I didn't go to nearly enough seminars at Gencon, but one that made a big impression was called "History, Panic, and History Panic". It was chaired by Kenneth Hite and Jason Morningstar, two authors that have both published period-based Cthulhu scenarios. The seminar was entertaining, filled with anecdotes and interesting vignettes from the author's experiences; my second-hand notes of it are rather dry. Nonetheless, here are the excerpts - they're very topical for me, as they'll be guiding principals as I lay the groundwork for an upcoming Japan-themed D&D campaign.
The overarching advice that came out of the seminar, a guide to solving all problems that arise when running a period game, is to use common sense, don't be an ass, and have a clear understanding what everyone at the table wants from the game. If the players are there to stab monsters in the face, spending inordinate amount of time on Victorian social customs is going to bore the snot out of everyone but the GM.
You have permission to change things up, so don't feel constrained by future history or making sure events unfold like the books. Future events from actual history are a 'What If' scenario. As Ken quipped at one point, "You've stuck vampires or Great Cthulhu or magic into the setting - you've already voided the warranty".
The social arrangement goes both ways; the game master needs to understand the expectations of the players, but that one player with a PHD in Egyptology needs to understand the game master has a day job and might get some minutiae wrong. Players need to curb their pedantry for the greater good. It was also suggested the game master incorporates the expertise of knowledgeable players into enriching the game by letting them act as guides into the details of the setting for the other players.
If players don't know history, a new period can be daunting - especially because the GM has probably read a ton about the history and customs; that's why he or she thinks the setting is interesting in the first place. The past is a foreign country. Lay a trail of breadcrumbs so players can learn about the setting without an infodump; for example, recommending cinematic examples of the setting can help ease players into it. Teach about the setting through observing NPC interactions or getting direct pointers from NPCs, following the popular "show don't tell" advice. Avoid punishing the players for lack of setting mastery through the use of those helpful NPCs or NPC examples.
What about issues around social justice in the historical game setting? How should you approach racism, slavery, genocide, caste relationships, any number of awful historical institutions that engendered injustice and worse? Once again, keep in mind what the game is about, avoid dictating how players should feel or act, and ensure the players have free agency. Thus, if your game is at the height of the Roman Empire, and the players don't like slavery, you need to be willing to let the players do something about it instead of overriding choice, ala "Your character wouldn't feel that way". There could be in-game consequences for player actions, such as when they choose to let a bunch of slaves go free, but players need to be free to make their own choices for their characters.
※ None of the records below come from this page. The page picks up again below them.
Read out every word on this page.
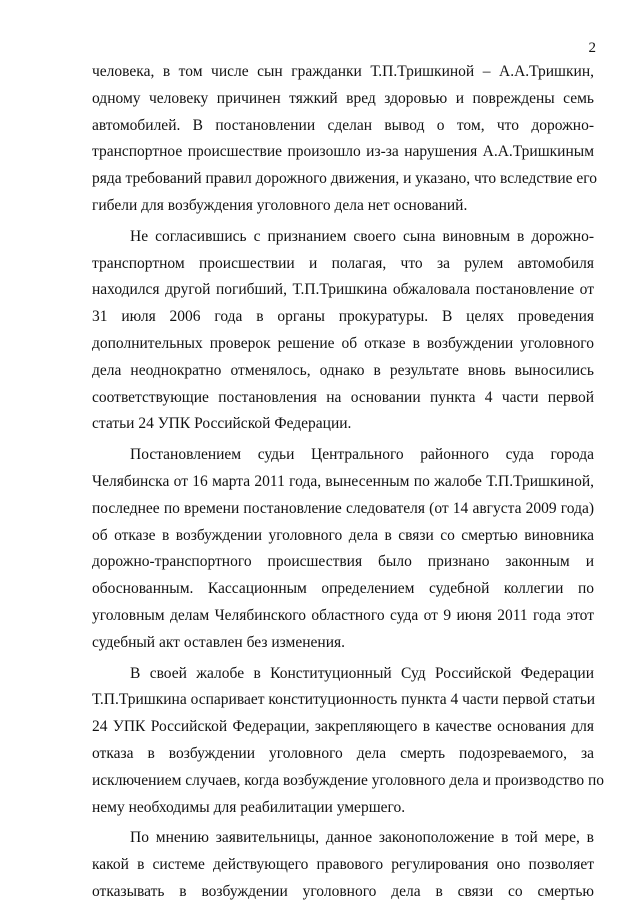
2
человека, в том числе сын гражданки Т.П.Тришкиной – А.А.Тришкин,
одному человеку причинен тяжкий вред здоровью и повреждены семь
автомобилей. В постановлении сделан вывод о том, что дорожно-
транспортное происшествие произошло из-за нарушения А.А.Тришкиным
ряда требований правил дорожного движения, и указано, что вследствие его
гибели для возбуждения уголовного дела нет оснований.
Не согласившись с признанием своего сына виновным в дорожно-
транспортном происшествии и полагая, что за рулем автомобиля
находился другой погибший, Т.П.Тришкина обжаловала постановление от
31 июля 2006 года в органы прокуратуры. В целях проведения
дополнительных проверок решение об отказе в возбуждении уголовного
дела неоднократно отменялось, однако в результате вновь выносились
соответствующие постановления на основании пункта 4 части первой
статьи 24 УПК Российской Федерации.
Постановлением судьи Центрального районного суда города
Челябинска от 16 марта 2011 года, вынесенным по жалобе Т.П.Тришкиной,
последнее по времени постановление следователя (от 14 августа 2009 года)
об отказе в возбуждении уголовного дела в связи со смертью виновника
дорожно-транспортного происшествия было признано законным и
обоснованным. Кассационным определением судебной коллегии по
уголовным делам Челябинского областного суда от 9 июня 2011 года этот
судебный акт оставлен без изменения.
В своей жалобе в Конституционный Суд Российской Федерации
Т.П.Тришкина оспаривает конституционность пункта 4 части первой статьи
24 УПК Российской Федерации, закрепляющего в качестве основания для
отказа в возбуждении уголовного дела смерть подозреваемого, за
исключением случаев, когда возбуждение уголовного дела и производство по
нему необходимы для реабилитации умершего.
По мнению заявительницы, данное законоположение в той мере, в
какой в системе действующего правового регулирования оно позволяет
отказывать в возбуждении уголовного дела в связи со смертью
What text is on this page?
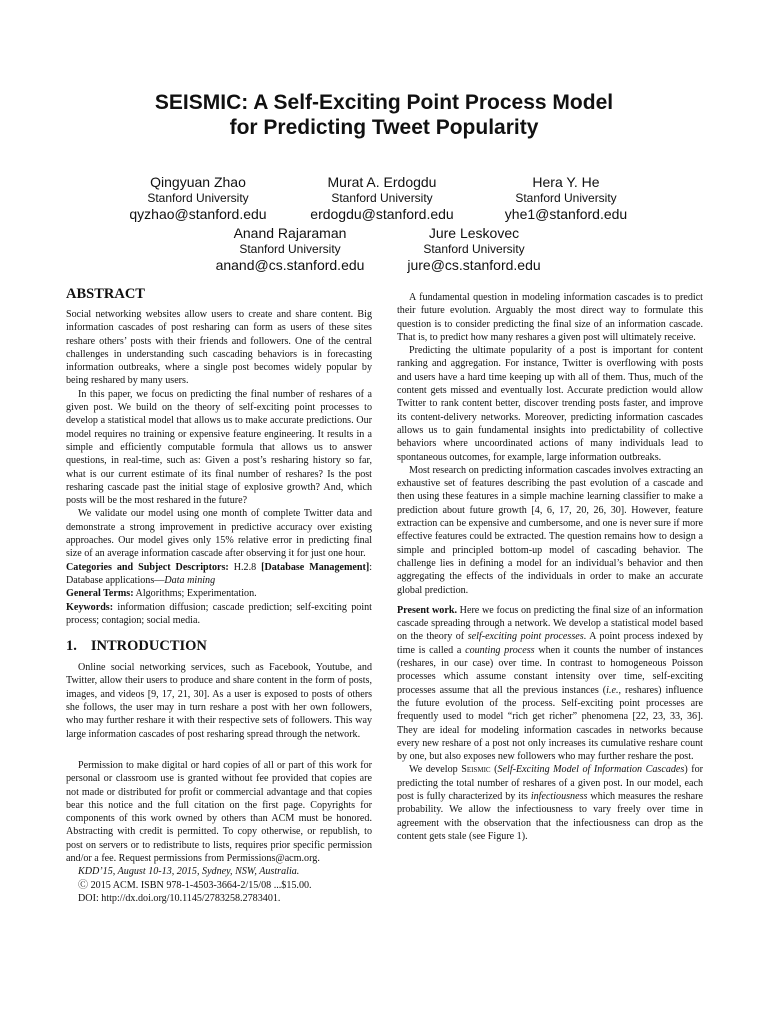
SEISMIC: A Self-Exciting Point Process Model
for Predicting Tweet Popularity
Qingyuan Zhao
Stanford University
qyzhao@stanford.edu
Murat A. Erdogdu
Stanford University
erdogdu@stanford.edu
Hera Y. He
Stanford University
yhe1@stanford.edu
Anand Rajaraman
Stanford University
anand@cs.stanford.edu
Jure Leskovec
Stanford University
jure@cs.stanford.edu
ABSTRACT

Social networking websites allow users to create and share content. Big information cascades of post resharing can form as users of these sites reshare others’ posts with their friends and followers. One of the central challenges in understanding such cascading behaviors is in forecasting information outbreaks, where a single post becomes widely popular by being reshared by many users.

In this paper, we focus on predicting the final number of reshares of a given post. We build on the theory of self-exciting point processes to develop a statistical model that allows us to make accurate predictions. Our model requires no training or expensive feature engineering. It results in a simple and efficiently computable formula that allows us to answer questions, in real-time, such as: Given a post’s resharing history so far, what is our current estimate of its final number of reshares? Is the post resharing cascade past the initial stage of explosive growth? And, which posts will be the most reshared in the future?

We validate our model using one month of complete Twitter data and demonstrate a strong improvement in predictive accuracy over existing approaches. Our model gives only 15% relative error in predicting final size of an average information cascade after observing it for just one hour.

Categories and Subject Descriptors: H.2.8 [Database Management]: Database applications—Data mining

General Terms: Algorithms; Experimentation.

Keywords: information diffusion; cascade prediction; self-exciting point process; contagion; social media.

1. INTRODUCTION

Online social networking services, such as Facebook, Youtube, and Twitter, allow their users to produce and share content in the form of posts, images, and videos [9, 17, 21, 30]. As a user is exposed to posts of others she follows, the user may in turn reshare a post with her own followers, who may further reshare it with their respective sets of followers. This way large information cascades of post resharing spread through the network.

Permission to make digital or hard copies of all or part of this work for personal or classroom use is granted without fee provided that copies are not made or distributed for profit or commercial advantage and that copies bear this notice and the full citation on the first page. Copyrights for components of this work owned by others than ACM must be honored. Abstracting with credit is permitted. To copy otherwise, or republish, to post on servers or to redistribute to lists, requires prior specific permission and/or a fee. Request permissions from Permissions@acm.org.

KDD’15, August 10-13, 2015, Sydney, NSW, Australia.

Ⓒ 2015 ACM. ISBN 978-1-4503-3664-2/15/08 ...$15.00.

DOI: http://dx.doi.org/10.1145/2783258.2783401.

A fundamental question in modeling information cascades is to predict their future evolution. Arguably the most direct way to formulate this question is to consider predicting the final size of an information cascade. That is, to predict how many reshares a given post will ultimately receive.

Predicting the ultimate popularity of a post is important for content ranking and aggregation. For instance, Twitter is overflowing with posts and users have a hard time keeping up with all of them. Thus, much of the content gets missed and eventually lost. Accurate prediction would allow Twitter to rank content better, discover trending posts faster, and improve its content-delivery networks. Moreover, predicting information cascades allows us to gain fundamental insights into predictability of collective behaviors where uncoordinated actions of many individuals lead to spontaneous outcomes, for example, large information outbreaks.

Most research on predicting information cascades involves extracting an exhaustive set of features describing the past evolution of a cascade and then using these features in a simple machine learning classifier to make a prediction about future growth [4, 6, 17, 20, 26, 30]. However, feature extraction can be expensive and cumbersome, and one is never sure if more effective features could be extracted. The question remains how to design a simple and principled bottom-up model of cascading behavior. The challenge lies in defining a model for an individual’s behavior and then aggregating the effects of the individuals in order to make an accurate global prediction.

Present work. Here we focus on predicting the final size of an information cascade spreading through a network. We develop a statistical model based on the theory of self-exciting point processes. A point process indexed by time is called a counting process when it counts the number of instances (reshares, in our case) over time. In contrast to homogeneous Poisson processes which assume constant intensity over time, self-exciting processes assume that all the previous instances (i.e., reshares) influence the future evolution of the process. Self-exciting point processes are frequently used to model “rich get richer” phenomena [22, 23, 33, 36]. They are ideal for modeling information cascades in networks because every new reshare of a post not only increases its cumulative reshare count by one, but also exposes new followers who may further reshare the post.

We develop Seismic (Self-Exciting Model of Information Cascades) for predicting the total number of reshares of a given post. In our model, each post is fully characterized by its infectiousness which measures the reshare probability. We allow the infectiousness to vary freely over time in agreement with the observation that the infectiousness can drop as the content gets stale (see Figure 1).
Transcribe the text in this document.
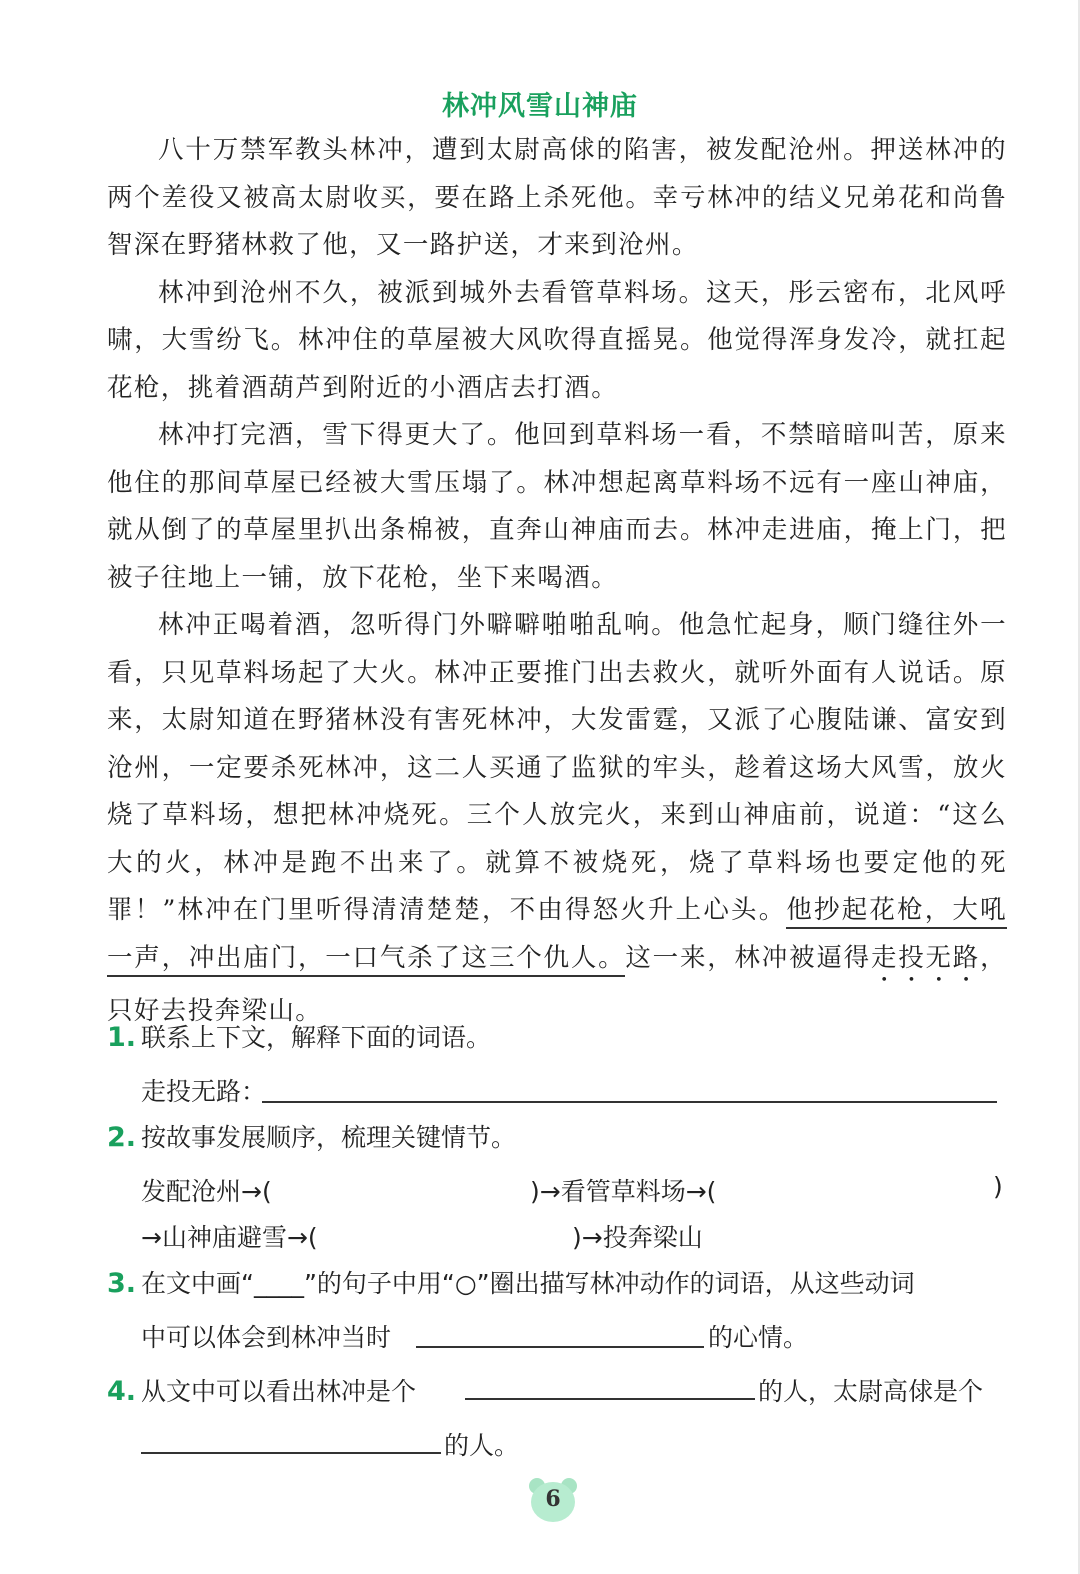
林冲风雪山神庙

八十万禁军教头林冲，遭到太尉高俅的陷害，被发配沧州。押送林冲的两个差役又被高太尉收买，要在路上杀死他。幸亏林冲的结义兄弟花和尚鲁智深在野猪林救了他，又一路护送，才来到沧州。

林冲到沧州不久，被派到城外去看管草料场。这天，彤云密布，北风呼啸，大雪纷飞。林冲住的草屋被大风吹得直摇晃。他觉得浑身发冷，就扛起花枪，挑着酒葫芦到附近的小酒店去打酒。

林冲打完酒，雪下得更大了。他回到草料场一看，不禁暗暗叫苦，原来他住的那间草屋已经被大雪压塌了。林冲想起离草料场不远有一座山神庙，就从倒了的草屋里扒出条棉被，直奔山神庙而去。林冲走进庙，掩上门，把被子往地上一铺，放下花枪，坐下来喝酒。

林冲正喝着酒，忽听得门外噼噼啪啪乱响。他急忙起身，顺门缝往外一看，只见草料场起了大火。林冲正要推门出去救火，就听外面有人说话。原来，太尉知道在野猪林没有害死林冲，大发雷霆，又派了心腹陆谦、富安到沧州，一定要杀死林冲，这二人买通了监狱的牢头，趁着这场大风雪，放火烧了草料场，想把林冲烧死。三个人放完火，来到山神庙前，说道：“这么大的火，林冲是跑不出来了。就算不被烧死，烧了草料场也要定他的死罪！”林冲在门里听得清清楚楚，不由得怒火升上心头。他抄起花枪，大吼一声，冲出庙门，一口气杀了这三个仇人。这一来，林冲被逼得走投无路，只好去投奔梁山。

1. 联系上下文，解释下面的词语。
走投无路：
2. 按故事发展顺序，梳理关键情节。
发配沧州→(	)→看管草料场→(	)
→山神庙避雪→(	)→投奔梁山
3. 在文中画“____”的句子中用“○”圈出描写林冲动作的词语，从这些动词
中可以体会到林冲当时	的心情。
4. 从文中可以看出林冲是个	的人，太尉高俅是个
的人。
6
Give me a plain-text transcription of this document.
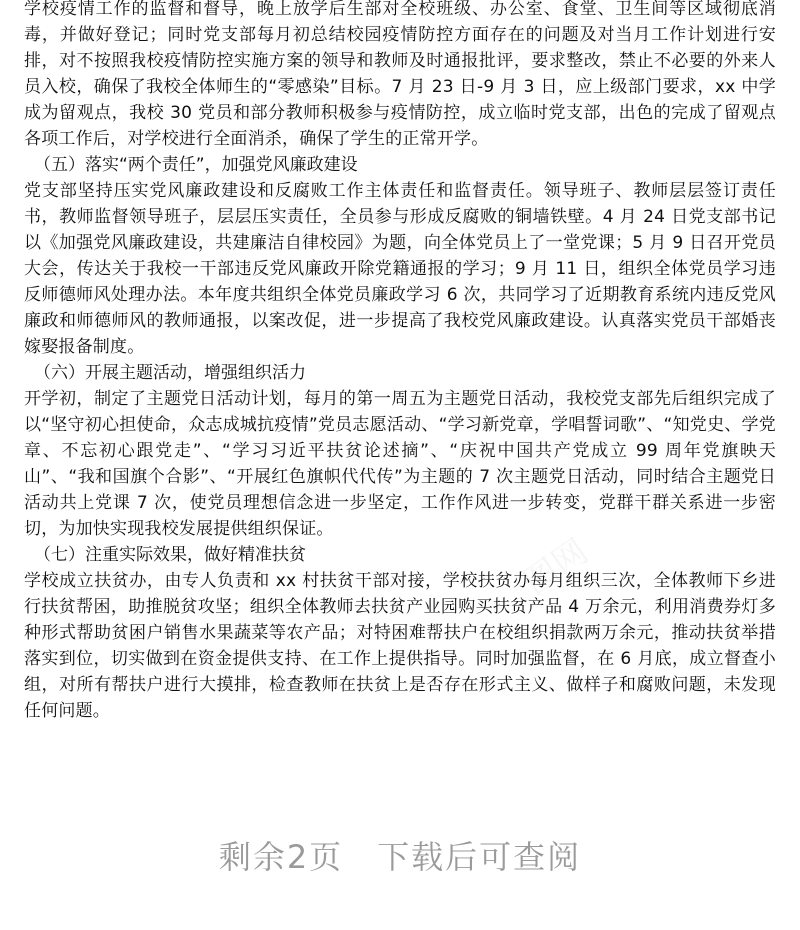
图网

学校疫情工作的监督和督导，晚上放学后生部对全校班级、办公室、食堂、卫生间等区域彻底消毒，并做好登记；同时党支部每月初总结校园疫情防控方面存在的问题及对当月工作计划进行安排，对不按照我校疫情防控实施方案的领导和教师及时通报批评，要求整改，禁止不必要的外来人员入校，确保了我校全体师生的“零感染”目标。7 月 23 日-9 月 3 日，应上级部门要求，xx 中学成为留观点，我校 30 党员和部分教师积极参与疫情防控，成立临时党支部，出色的完成了留观点各项工作后，对学校进行全面消杀，确保了学生的正常开学。

（五）落实“两个责任”，加强党风廉政建设

党支部坚持压实党风廉政建设和反腐败工作主体责任和监督责任。领导班子、教师层层签订责任书，教师监督领导班子，层层压实责任，全员参与形成反腐败的铜墙铁壁。4 月 24 日党支部书记以《加强党风廉政建设，共建廉洁自律校园》为题，向全体党员上了一堂党课；5 月 9 日召开党员大会，传达关于我校一干部违反党风廉政开除党籍通报的学习；9 月 11 日，组织全体党员学习违反师德师风处理办法。本年度共组织全体党员廉政学习 6 次，共同学习了近期教育系统内违反党风廉政和师德师风的教师通报，以案改促，进一步提高了我校党风廉政建设。认真落实党员干部婚丧嫁娶报备制度。

（六）开展主题活动，增强组织活力

开学初，制定了主题党日活动计划，每月的第一周五为主题党日活动，我校党支部先后组织完成了以“坚守初心担使命，众志成城抗疫情”党员志愿活动、“学习新党章，学唱誓词歌”、“知党史、学党章、不忘初心跟党走”、“学习习近平扶贫论述摘”、“庆祝中国共产党成立 99 周年党旗映天山”、“我和国旗个合影”、“开展红色旗帜代代传”为主题的 7 次主题党日活动，同时结合主题党日活动共上党课 7 次，使党员理想信念进一步坚定，工作作风进一步转变，党群干群关系进一步密切，为加快实现我校发展提供组织保证。

（七）注重实际效果，做好精准扶贫

学校成立扶贫办，由专人负责和 xx 村扶贫干部对接，学校扶贫办每月组织三次，全体教师下乡进行扶贫帮困，助推脱贫攻坚；组织全体教师去扶贫产业园购买扶贫产品 4 万余元，利用消费券灯多种形式帮助贫困户销售水果蔬菜等农产品；对特困难帮扶户在校组织捐款两万余元，推动扶贫举措落实到位，切实做到在资金提供支持、在工作上提供指导。同时加强监督，在 6 月底，成立督查小组，对所有帮扶户进行大摸排，检查教师在扶贫上是否存在形式主义、做样子和腐败问题，未发现任何问题。

剩余2页　下载后可查阅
So how would these become guiding principles for my Spirit Island game?
All you have to do is flip through other RPGs that are based in a setting like feudal Japan, and you see that 50% or more of the content is all about caste, customs, and social skills - I'm thinking of Bushido, Sengoku, or L5R, where so much of the game is posited on social interaction - saying and doing the right things, in character, in order to interact with the setting appropriately. That's great if all the players are deeply bought into the setting and are invested in getting the etiquette right. My game is going to be about D&D type stuff - encountering weird inhabitants of the spirit world, exploring misty islands, solving puzzles, kicking in doors, and getting into fights with other samurai. At higher levels, I'd expect the players to have domains and lead their own armies, too.
I'm sure my players would be interested in following some of the conventions of feudal Japan, that's all part of the secret sauce and flavor of the thing. But realistically, they're not going to read a 50 page guide to customs before making characters and wanting to throw down with some monsters. Easing the culture in via breadcrumbs, show don't tell, and using NPC "guides" will be crucial, along with taking the social side of things slow.
Placing the initial adventures on a mist-shrouded island lets the players focus on doing D&D stuff, while giving them a chance to discover the social side of the setting piecemeal as they gain levels. I think it should work fine.
Note: it seems to me this advice around historical gaming applies equally well to the Forgotten Realms and Greyhawk, where suitcases of minutiae, trivia, and endless sourcebooks and novels, have created all the same problems with setting mastery and pedantry you might encounter with historical gaming.